Summer 2019 field season brought a strange and new problem for marine biologists and boaters alike. Usually the wind is blowing from southwest, but during the summer months of 2019, most of the wind blew from the north. This meant that water was running towards south and the water level was more than half a meter lower than the mean water level for many weeks. The lowest water levels were approximately -65 cm during the low waters of July and August, which means many hundreds of meters of escaping sea at shallow shores.

Low water level in Isonkivenletto-island near Ulkokrunni, photo by Suvi Saarnio, Metsähallitus.

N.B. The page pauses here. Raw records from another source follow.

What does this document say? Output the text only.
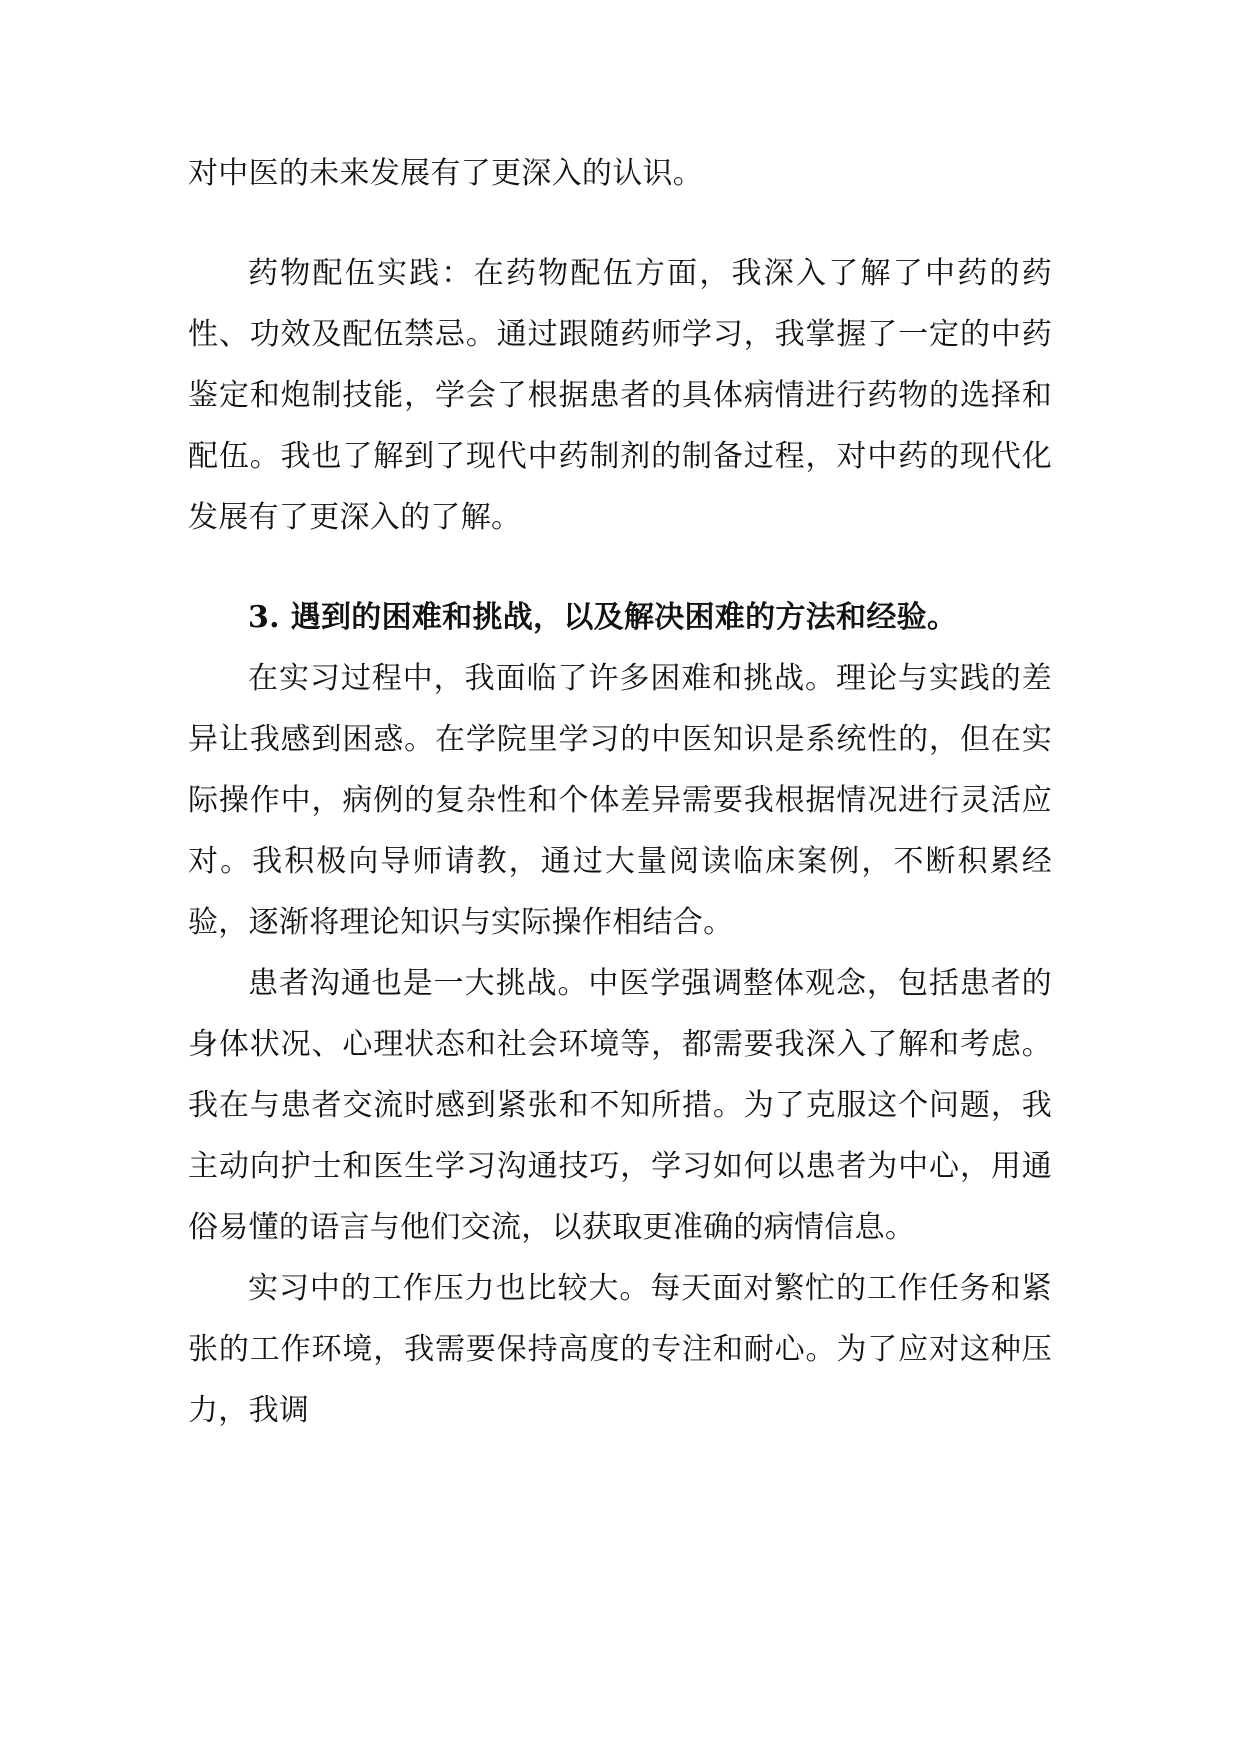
对中医的未来发展有了更深入的认识。

药物配伍实践：在药物配伍方面，我深入了解了中药的药性、功效及配伍禁忌。通过跟随药师学习，我掌握了一定的中药鉴定和炮制技能，学会了根据患者的具体病情进行药物的选择和配伍。我也了解到了现代中药制剂的制备过程，对中药的现代化发展有了更深入的了解。

3. 遇到的困难和挑战，以及解决困难的方法和经验。

在实习过程中，我面临了许多困难和挑战。理论与实践的差异让我感到困惑。在学院里学习的中医知识是系统性的，但在实际操作中，病例的复杂性和个体差异需要我根据情况进行灵活应对。我积极向导师请教，通过大量阅读临床案例，不断积累经验，逐渐将理论知识与实际操作相结合。

患者沟通也是一大挑战。中医学强调整体观念，包括患者的身体状况、心理状态和社会环境等，都需要我深入了解和考虑。我在与患者交流时感到紧张和不知所措。为了克服这个问题，我主动向护士和医生学习沟通技巧，学习如何以患者为中心，用通俗易懂的语言与他们交流，以获取更准确的病情信息。

实习中的工作压力也比较大。每天面对繁忙的工作任务和紧张的工作环境，我需要保持高度的专注和耐心。为了应对这种压力，我调
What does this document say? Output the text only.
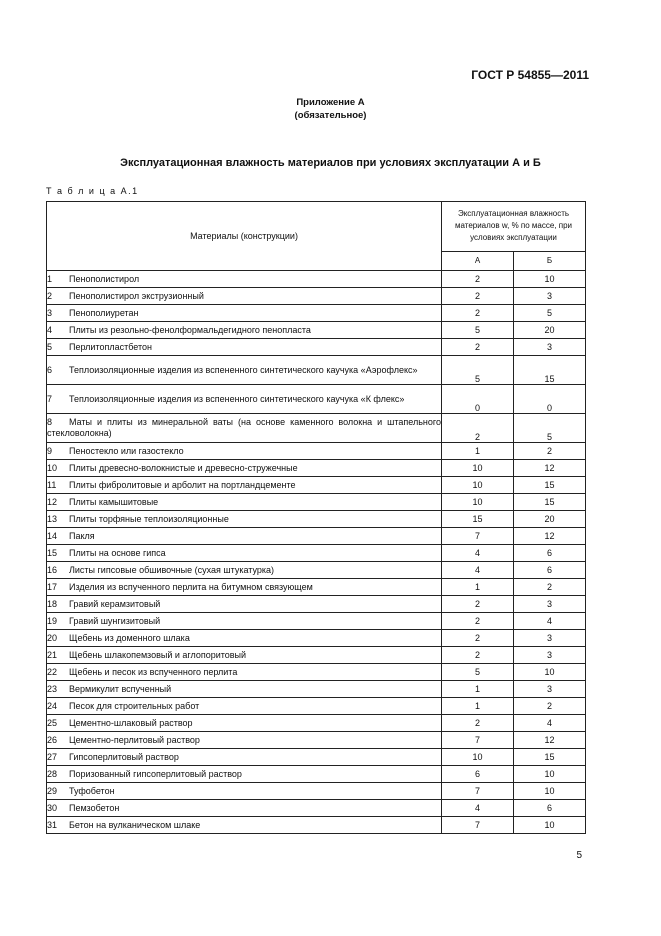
ГОСТ Р 54855—2011
Приложение А
(обязательное)
Эксплуатационная влажность материалов при условиях эксплуатации А и Б
Т а б л и ц а А.1
Материалы (конструкции)	Эксплуатационная влажность материалов w, % по массе, при условиях эксплуатации	
	А	Б
1 Пенополистирол	2	10
2 Пенополистирол экструзионный	2	3
3 Пенополиуретан	2	5
4 Плиты из резольно-фенолформальдегидного пенопласта	5	20
5 Перлитопластбетон	2	3
6 Теплоизоляционные изделия из вспененного синтетического каучука «Аэрофлекс»	5	15
7 Теплоизоляционные изделия из вспененного синтетического каучука «К флекс»	0	0
8 Маты и плиты из минеральной ваты (на основе каменного волокна и штапельного стекловолокна)	2	5
9 Пеностекло или газостекло	1	2
10 Плиты древесно-волокнистые и древесно-стружечные	10	12
11 Плиты фибролитовые и арболит на портландцементе	10	15
12 Плиты камышитовые	10	15
13 Плиты торфяные теплоизоляционные	15	20
14 Пакля	7	12
15 Плиты на основе гипса	4	6
16 Листы гипсовые обшивочные (сухая штукатурка)	4	6
17 Изделия из вспученного перлита на битумном связующем	1	2
18 Гравий керамзитовый	2	3
19 Гравий шунгизитовый	2	4
20 Щебень из доменного шлака	2	3
21 Щебень шлакопемзовый и аглопоритовый	2	3
22 Щебень и песок из вспученного перлита	5	10
23 Вермикулит вспученный	1	3
24 Песок для строительных работ	1	2
25 Цементно-шлаковый раствор	2	4
26 Цементно-перлитовый раствор	7	12
27 Гипсоперлитовый раствор	10	15
28 Поризованный гипсоперлитовый раствор	6	10
29 Туфобетон	7	10
30 Пемзобетон	4	6
31 Бетон на вулканическом шлаке	7	10
5
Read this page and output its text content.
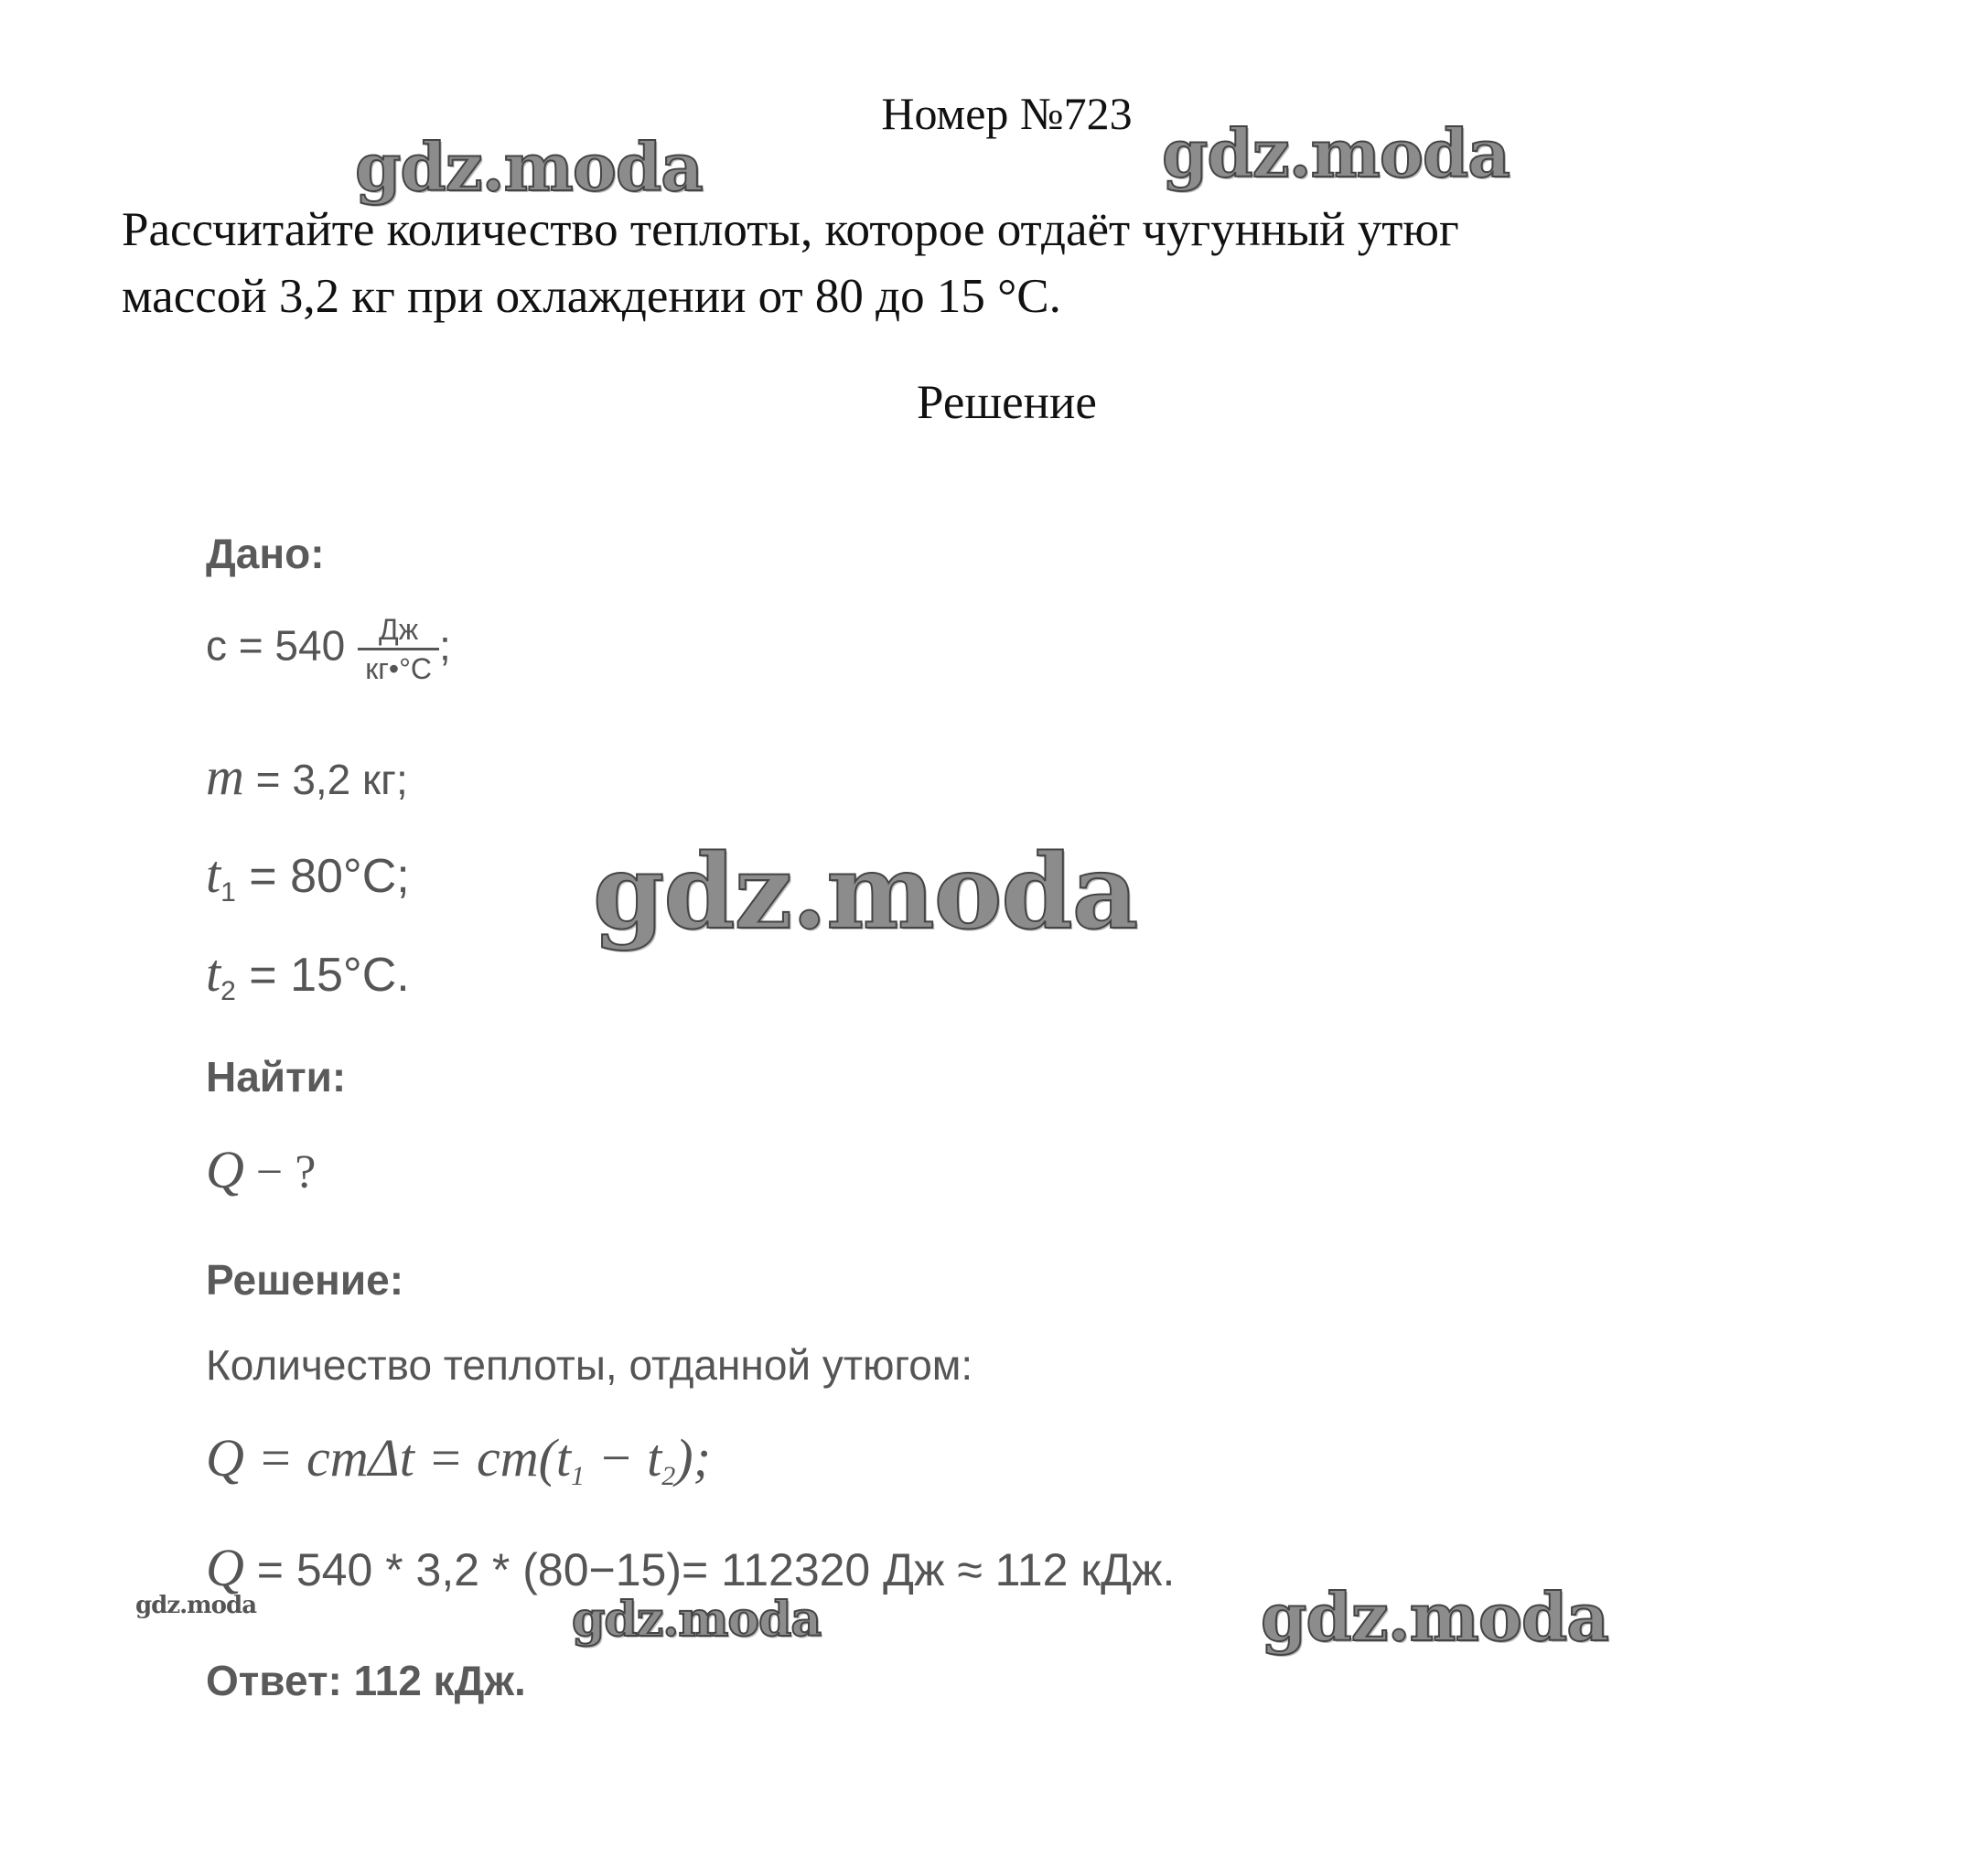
Номер №723
Рассчитайте количество теплоты, которое отдаёт чугунный утюг
массой 3,2 кг при охлаждении от 80 до 15 °C.
Решение
Дано:
$c = 540 \frac{Дж}{кг•^\circ C}$ ;
m = 3,2 кг;
$t_1 = 80^\circ C$;
$t_2 = 15^\circ C$.
Найти:
Q − ?
Решение:
Количество теплоты, отданной утюгом:
$Q = cm\Delta t = cm(t_1 - t_2)$;
Q = 540 * 3,2 * (80−15)= 112320 Дж ≈ 112 кДж.
Ответ: 112 кДж.
gdz.moda	gdz.moda
gdz.moda
gdz.moda	gdz.moda	gdz.moda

Some of the docks were left on dry land and Metsähallitus marine team could do wading points in places where you usually have to snorkel or use a drop video.

This wading point was supposed to be in water, photo by Teemu Uutela, Metsähallitus.

Water level decline started only after aquatic macrophytes had already started their growing season. This meant, that for many weeks of low water level aquatic plants were stranded on dry land and started dying. Some smaller and more rigid plants like Subularia aquatica and Limosella aquatica struggled for a long time before succumbing to the dry environment but some died earlier, for example Stuckenia pectinata and Stuckenia filiformis. They have no rigid stem or leaves and are only kept upright with the surrounding water.

Mudwort (Limosella aquatica) on dry land, photo by Suvi Saarnio, Metsähallitus.

The most striking change happened in green algae Charales. They turned completely white and were obviously dead. When the water level rose again close to normal level, these ghostly white Chara meadows could be seen from the boat at the bottom of shallow bays.

White Charales in the shallow beaches of Krunnit, photo by Suvi Saarnio, Metsähallitus.
White Charales in the shallow beaches of Krunnit, photo by Suvi Saarnio, Metsähallitus.

It is difficult to know for sure what this low water summer meant for the underwater nature of the Bothnian Bay in general but at least locally this lowered the macrophyte biomass significantly. Some of the species might have had time to migrate deeper but especially the ones which were already forming meadows by the time the water level went down, faced an unpredictable and bleak future.